I haven’t seen enough of the coverage to know if he’s right. But the title of his post, “When Anger Goes Cosmic,” reminded me of Sartre’s story—and of the psychological truth that Sartre seems to have missed: The resentful, it turns out, do not imagine their resentments entirely as assertions of individuality against a dehumanizing world. The individuality of resentful anger, it turns out, is like a free radical in chemistry, looking for something upon which to latch.
The modern Herostratus, thinking of descendre dans la rue et tirer au hasard dans la foule, finds a rationalization of his fury in something like the system of fervid imaginings by radical Islamists. And the resentment feeds the system, and the system feeds the resentment, and then the murders come. We want it to be just the resentment of the lone madman, or just the madness of the paranoid system of thought, but it’s both: a perfect cycle of mutual confirmation.

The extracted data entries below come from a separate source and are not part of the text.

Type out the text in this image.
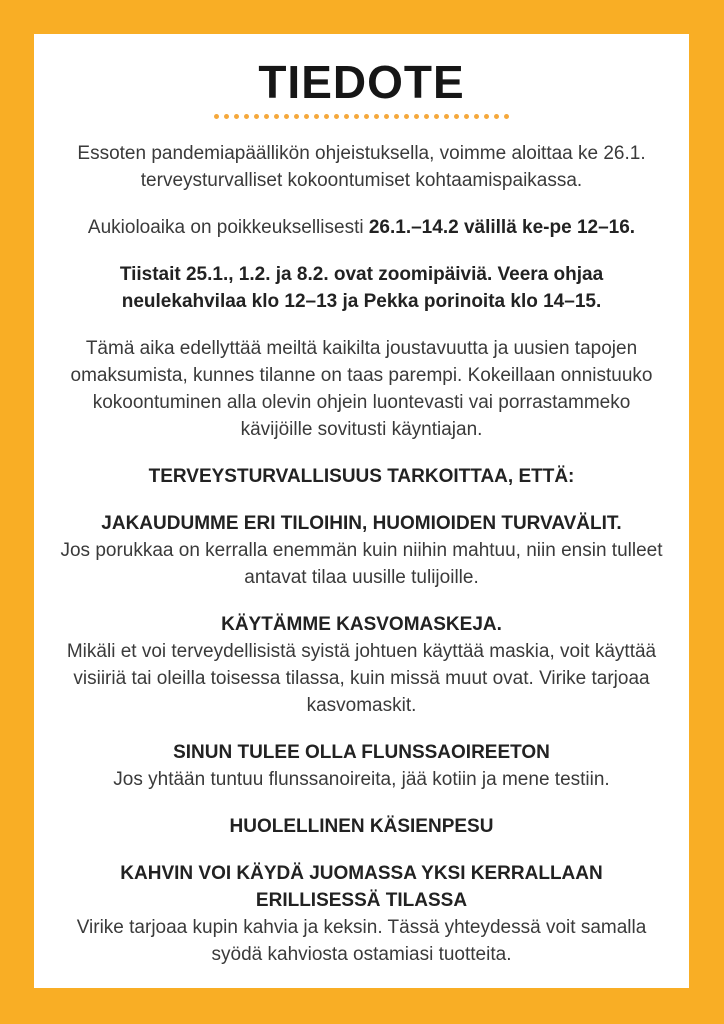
TIEDOTE

Essoten pandemiapäällikön ohjeistuksella, voimme aloittaa ke 26.1. terveysturvalliset kokoontumiset kohtaamispaikassa.

Aukioloaika on poikkeuksellisesti 26.1.–14.2 välillä ke-pe 12–16.

Tiistait 25.1., 1.2. ja 8.2. ovat zoomipäiviä. Veera ohjaa neulekahvilaa klo 12–13 ja Pekka porinoita klo 14–15.

Tämä aika edellyttää meiltä kaikilta joustavuutta ja uusien tapojen omaksumista, kunnes tilanne on taas parempi. Kokeillaan onnistuuko kokoontuminen alla olevin ohjein luontevasti vai porrastammeko kävijöille sovitusti käyntiajan.

TERVEYSTURVALLISUUS TARKOITTAA, ETTÄ:
JAKAUDUMME ERI TILOIHIN, HUOMIOIDEN TURVAVÄLIT.

Jos porukkaa on kerralla enemmän kuin niihin mahtuu, niin ensin tulleet antavat tilaa uusille tulijoille.

KÄYTÄMME KASVOMASKEJA.

Mikäli et voi terveydellisistä syistä johtuen käyttää maskia, voit käyttää visiiriä tai oleilla toisessa tilassa, kuin missä muut ovat. Virike tarjoaa kasvomaskit.

SINUN TULEE OLLA FLUNSSAOIREETON

Jos yhtään tuntuu flunssanoireita, jää kotiin ja mene testiin.

HUOLELLINEN KÄSIENPESU
KAHVIN VOI KÄYDÄ JUOMASSA YKSI KERRALLAAN ERILLISESSÄ TILASSA

Virike tarjoaa kupin kahvia ja keksin. Tässä yhteydessä voit samalla syödä kahviosta ostamiasi tuotteita.
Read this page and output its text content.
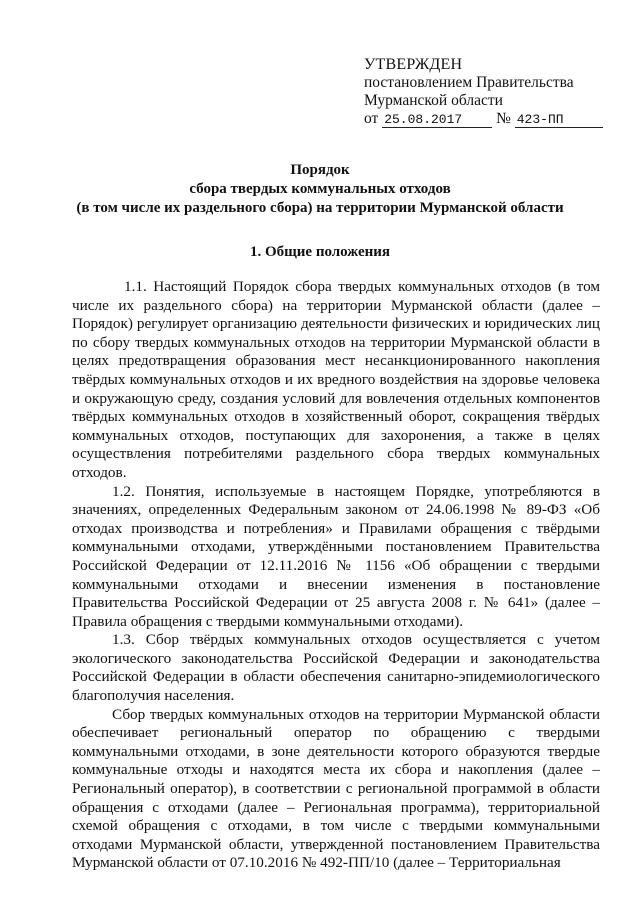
УТВЕРЖДЕН
постановлением Правительства
Мурманской области
от 25.08.2017 № 423-ПП
Порядок
сбора твердых коммунальных отходов
(в том числе их раздельного сбора) на территории Мурманской области
1. Общие положения

1.1. Настоящий Порядок сбора твердых коммунальных отходов (в том числе их раздельного сбора) на территории Мурманской области (далее – Порядок) регулирует организацию деятельности физических и юридических лиц по сбору твердых коммунальных отходов на территории Мурманской области в целях предотвращения образования мест несанкционированного накопления твёрдых коммунальных отходов и их вредного воздействия на здоровье человека и окружающую среду, создания условий для вовлечения отдельных компонентов твёрдых коммунальных отходов в хозяйственный оборот, сокращения твёрдых коммунальных отходов, поступающих для захоронения, а также в целях осуществления потребителями раздельного сбора твердых коммунальных отходов.

1.2. Понятия, используемые в настоящем Порядке, употребляются в значениях, определенных Федеральным законом от 24.06.1998 № 89-ФЗ «Об отходах производства и потребления» и Правилами обращения с твёрдыми коммунальными отходами, утверждёнными постановлением Правительства Российской Федерации от 12.11.2016 № 1156 «Об обращении с твердыми коммунальными отходами и внесении изменения в постановление Правительства Российской Федерации от 25 августа 2008 г. № 641» (далее – Правила обращения с твердыми коммунальными отходами).

1.3. Сбор твёрдых коммунальных отходов осуществляется с учетом экологического законодательства Российской Федерации и законодательства Российской Федерации в области обеспечения санитарно-эпидемиологического благополучия населения.

Сбор твердых коммунальных отходов на территории Мурманской области обеспечивает региональный оператор по обращению с твердыми коммунальными отходами, в зоне деятельности которого образуются твердые коммунальные отходы и находятся места их сбора и накопления (далее – Региональный оператор), в соответствии с региональной программой в области обращения с отходами (далее – Региональная программа), территориальной схемой обращения с отходами, в том числе с твердыми коммунальными отходами Мурманской области, утвержденной постановлением Правительства Мурманской области от 07.10.2016 № 492-ПП/10 (далее – Территориальная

November 6th, 2009 | 12:45 pm
This fellow is hardly a lone madman. He knew what he was doing when he prefaced the horror with “Allahu akbar.”
One notes, also, the total lack of the word “evil” in the assorted media accounts of this terrribly evil act.
November 11th, 2009 | 5:08 pm
I’m late on this one, but I want to sound a note of caution. The conclusions of this post seem to suggest the “his religion made him do it” explanation. Could not the same sort of thing be said about the unrepentant killer of the abortion doctor who has also shown up in the news lately? While you may actually be correct to some degree, I wonder if there aren’t at least some better conclusions one can make. In both cases, it seems the killing of children had something to do with their rage, though this certainly neither justifies nor explains any of the murdering rampages they undertook. We live in a broken world and perhaps can only cling to our hope in Christ, knowing that he will make all things new. Otherwise, without withholding judgement of that which is evil, we can offer our love and prayers to both perpetrators and victims. Doing so is greater witness than looking for more sinister sources of blame. We know whence all of them come, and religion of every stripe has served the evil one at different times.